We needed a way to make safe choices visible in the tooling and the workflow, not just in ad-hoc conversations.
This checklist is deliberately small. It fits on one screen, it can be read on a phone, and it is focused on the few things that reliably keep incidents from getting worse when everyone is low on energy.
Context
We use this checklist when:
- the on-call rotation has been busy
- a release is happening outside normal hours
- external events mean people are distracted or stressed
The goal is not "never ship when tired."
The goal is:
- ship only changes that we can safely roll back or disable
- reduce the number of decisions a tired engineer has to make alone
- make it easy to say "not tonight" without social penalty
Checklist
-
Is this change reversible in minutes?
- There is a documented rollback path (flag, config toggle, or deploy).
- The rollback steps are written in the runbook, not only in someone’s head.
- We know how long rollback normally takes (e.g., "~5 minutes to redeploy").
-
Is the blast radius understood and acceptable?
- The change clearly identifies which services and user flows it touches.
- We can describe the worst plausible visible failure in one sentence.
- If we’re wrong about the blast radius, it fails "small" (e.g., feature hidden) rather than "loud" (e.g., checkout down).
-
Is observability in place before we ship?
- There is at least one graph or log query that will move if the change misbehaves.
- Alerts are configured or we intentionally agree to manual checks.
- The on-call knows which dashboard to watch in the first 15 minutes.
-
Is the rollout plan scoped to energy levels?

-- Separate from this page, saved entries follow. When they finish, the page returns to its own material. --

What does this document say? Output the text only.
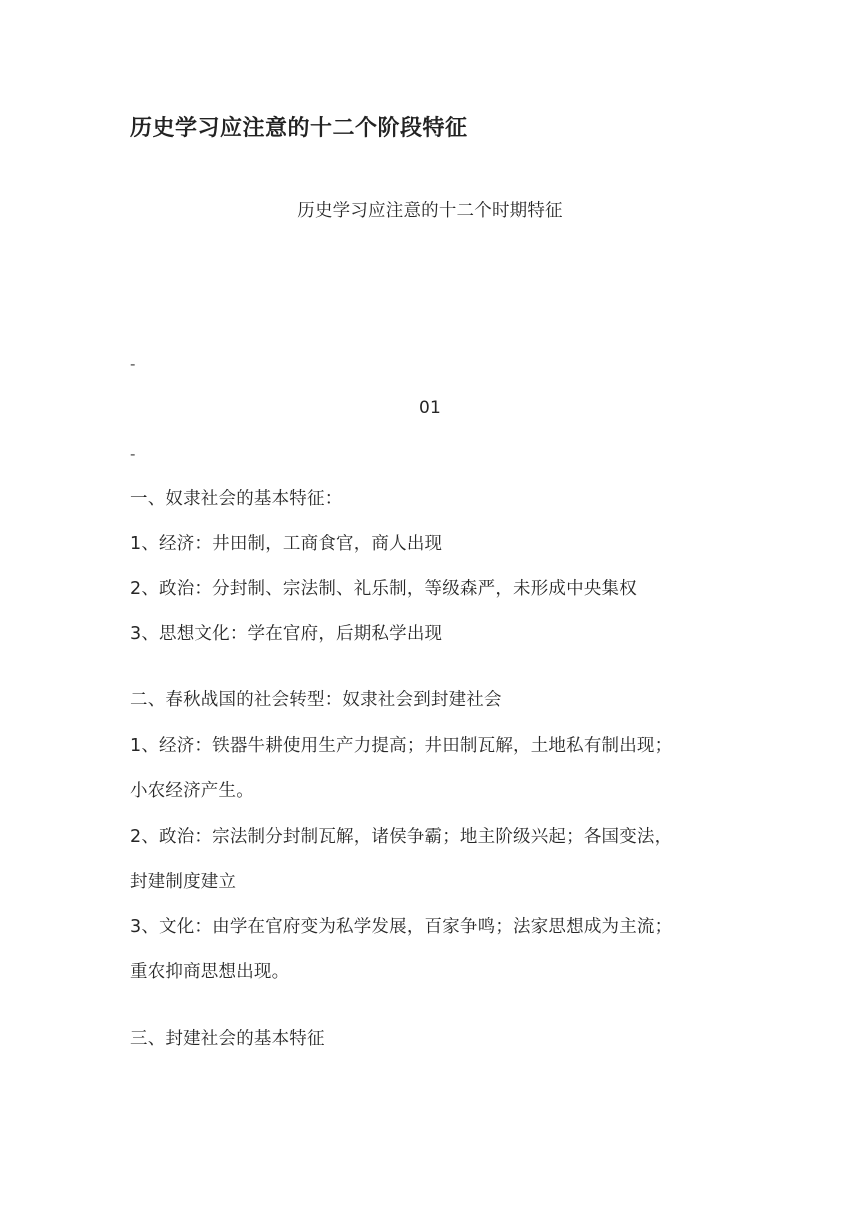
历史学习应注意的十二个阶段特征
历史学习应注意的十二个时期特征
-
01
-
一、奴隶社会的基本特征：
1、经济：井田制，工商食官，商人出现
2、政治：分封制、宗法制、礼乐制，等级森严，未形成中央集权
3、思想文化：学在官府，后期私学出现
二、春秋战国的社会转型：奴隶社会到封建社会
1、经济：铁器牛耕使用生产力提高；井田制瓦解，土地私有制出现；
小农经济产生。
2、政治：宗法制分封制瓦解，诸侯争霸；地主阶级兴起；各国变法，
封建制度建立
3、文化：由学在官府变为私学发展，百家争鸣；法家思想成为主流；
重农抑商思想出现。
三、封建社会的基本特征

- We prefer dark launches, limited cohorts, or low-traffic windows.
- We avoid "big bang" migrations when the team is already stretched.
- Someone is explicitly on point to watch the rollout (not "whoever is around").
-
Are there at least two sets of eyes?
- Code review is not skipped.
- The reviewer understands the rollback plan and can repeat it back.
- If a second engineer is not available, we bias toward deferring.
-
Do we have a stop rule?
- We know what metric or signal will cause us to pause or roll back.
- The stop rule is written down ("if error rate > X for Y minutes, roll back").
- The on-call is empowered to apply the stop rule without asking for permission.
Notes
This checklist does not care about the reason people are tired.
It applies equally to:
- a long incident earlier in the week
- a busy launch calendar
- a global event in the background
A few practical patterns we’ve found helpful:
- Bundle small-but-safe changes. When energy is low, it’s better to ship one safe batch than many tiny risky ones.
- Make "defer" cheap. It should be socially normal to say "this can wait until tomorrow" and have the system respect that.
- Record decisions in the runbook. A short note like "we deferred X on 2020-11-30 due to fatigue" helps future us understand why the checklist exists.
We also learned that tired people will skip steps if they are hard to find.
So we:
- linked this checklist directly from the deploy tool
- added a short reminder in the on-call handoff doc
- mentioned it during incident reviews when fatigue was a factor
None of this guarantees safety.
It simply shifts the default from "ship unless someone yells stop" to "ship if it’s safe to do so given how we are today."
Takeaways
- Tired teams will still ship; the question is whether they are supported when they do.
- A small checklist that fits on one screen is more useful than an exhaustive guide nobody opens.
- Rollback, blast radius, observability, and stop rules are the levers that matter most when energy is low.
- Making "not tonight" an acceptable answer is part of technical stewardship, not a sign of weakness.